The account we normally use to pay for child care is flushed with cash and its making me question why we choose incur this this expense in the first place. Shouldn’t the lower earning parent (me in this case) fall on the sword and stay at home with the kids?
After daycare, our next highest expense is our mortgage which is easily covered by either of our salaries alone. This was designed on purpose. As we continue down the list of our expenses, you’ll find the same theme. If we were to use my salary as a base, there would be less room for discretionary spending and we definitely would not be able to max out our retirement contributions, but we’d live relatively comfortable.
Becoming a stay at home dad?
I know it’d be challenging, but I think I would be an excellent stay at home dad. But do I really want to be? I don’t know! I talk about it so much and Im starting to wonder if it is really something I aspire to do. What I do know is that using this time as a comparison for what life might be as a stay at home dad is not fair, given that work is always on the back of my mind.
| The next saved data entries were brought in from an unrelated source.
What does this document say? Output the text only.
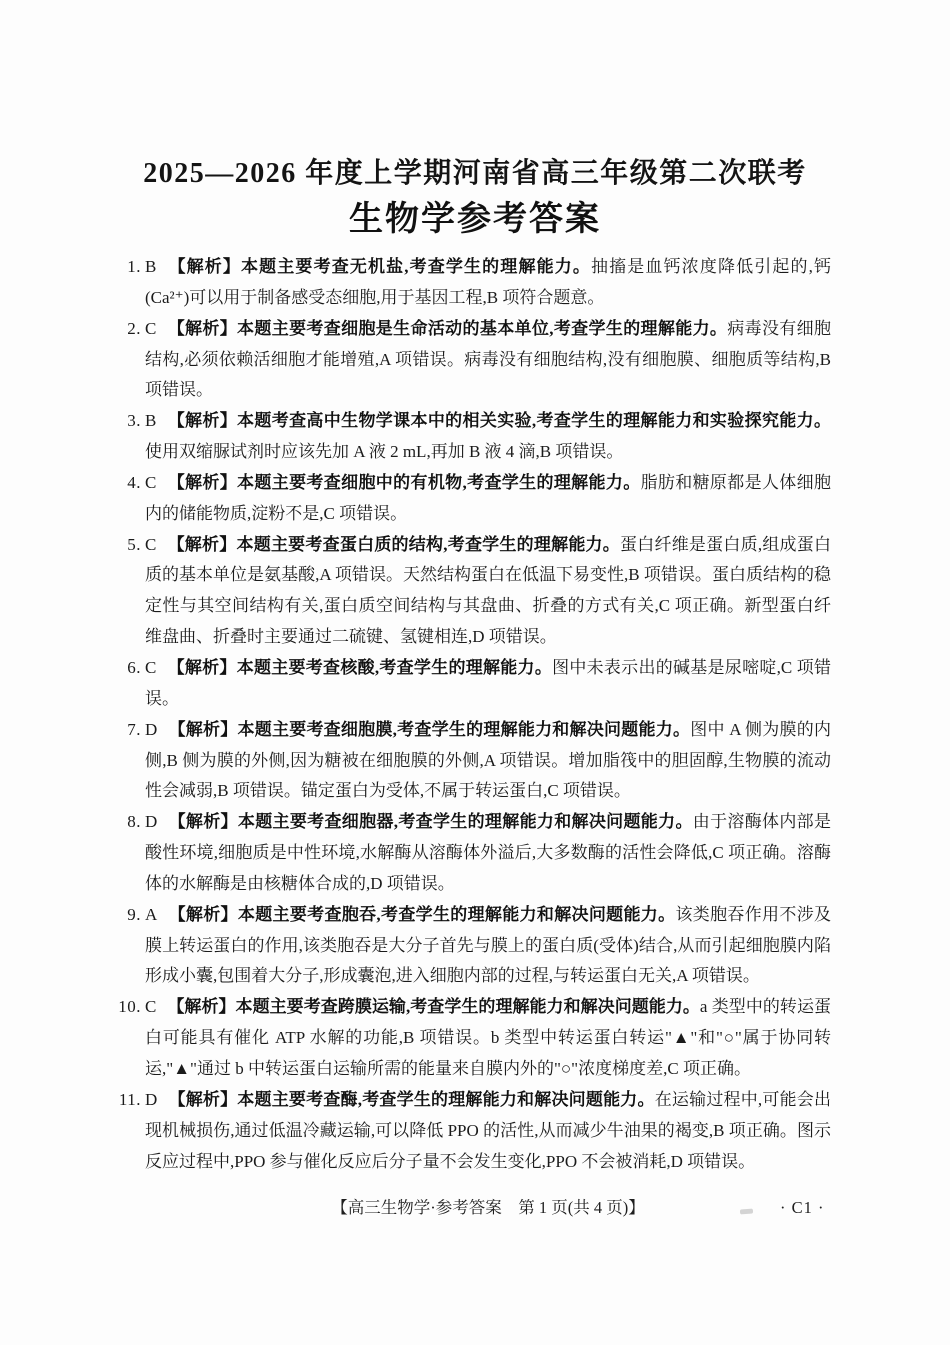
2025—2026 年度上学期河南省高三年级第二次联考
生物学参考答案
1. B 【解析】本题主要考查无机盐,考查学生的理解能力。抽搐是血钙浓度降低引起的,钙(Ca²⁺)可以用于制备感受态细胞,用于基因工程,B 项符合题意。
2. C 【解析】本题主要考查细胞是生命活动的基本单位,考查学生的理解能力。病毒没有细胞结构,必须依赖活细胞才能增殖,A 项错误。病毒没有细胞结构,没有细胞膜、细胞质等结构,B 项错误。
3. B 【解析】本题考查高中生物学课本中的相关实验,考查学生的理解能力和实验探究能力。使用双缩脲试剂时应该先加 A 液 2 mL,再加 B 液 4 滴,B 项错误。
4. C 【解析】本题主要考查细胞中的有机物,考查学生的理解能力。脂肪和糖原都是人体细胞内的储能物质,淀粉不是,C 项错误。
5. C 【解析】本题主要考查蛋白质的结构,考查学生的理解能力。蛋白纤维是蛋白质,组成蛋白质的基本单位是氨基酸,A 项错误。天然结构蛋白在低温下易变性,B 项错误。蛋白质结构的稳定性与其空间结构有关,蛋白质空间结构与其盘曲、折叠的方式有关,C 项正确。新型蛋白纤维盘曲、折叠时主要通过二硫键、氢键相连,D 项错误。
6. C 【解析】本题主要考查核酸,考查学生的理解能力。图中未表示出的碱基是尿嘧啶,C 项错误。
7. D 【解析】本题主要考查细胞膜,考查学生的理解能力和解决问题能力。图中 A 侧为膜的内侧,B 侧为膜的外侧,因为糖被在细胞膜的外侧,A 项错误。增加脂筏中的胆固醇,生物膜的流动性会减弱,B 项错误。锚定蛋白为受体,不属于转运蛋白,C 项错误。
8. D 【解析】本题主要考查细胞器,考查学生的理解能力和解决问题能力。由于溶酶体内部是酸性环境,细胞质是中性环境,水解酶从溶酶体外溢后,大多数酶的活性会降低,C 项正确。溶酶体的水解酶是由核糖体合成的,D 项错误。
9. A 【解析】本题主要考查胞吞,考查学生的理解能力和解决问题能力。该类胞吞作用不涉及膜上转运蛋白的作用,该类胞吞是大分子首先与膜上的蛋白质(受体)结合,从而引起细胞膜内陷形成小囊,包围着大分子,形成囊泡,进入细胞内部的过程,与转运蛋白无关,A 项错误。
10. C 【解析】本题主要考查跨膜运输,考查学生的理解能力和解决问题能力。a 类型中的转运蛋白可能具有催化 ATP 水解的功能,B 项错误。b 类型中转运蛋白转运"▲"和"○"属于协同转运,"▲"通过 b 中转运蛋白运输所需的能量来自膜内外的"○"浓度梯度差,C 项正确。
11. D 【解析】本题主要考查酶,考查学生的理解能力和解决问题能力。在运输过程中,可能会出现机械损伤,通过低温冷藏运输,可以降低 PPO 的活性,从而减少牛油果的褐变,B 项正确。图示反应过程中,PPO 参与催化反应后分子量不会发生变化,PPO 不会被消耗,D 项错误。
【高三生物学·参考答案　第 1 页(共 4 页)】	· C1 ·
and its a big one…STUDENT LOANS! We both have balances and we don’t consider them as household expenses. So even though the household expenses would be covered if either of us would to leave or lose our jobs, our individual expenses would not be.
Side note: I do, however, take our balances into account when I calculate our household net-worth.
Student loans have been the biggest ball and chain for me. That’s why I decided to get more aggressive and get them paid off. Back to the salt mines I go!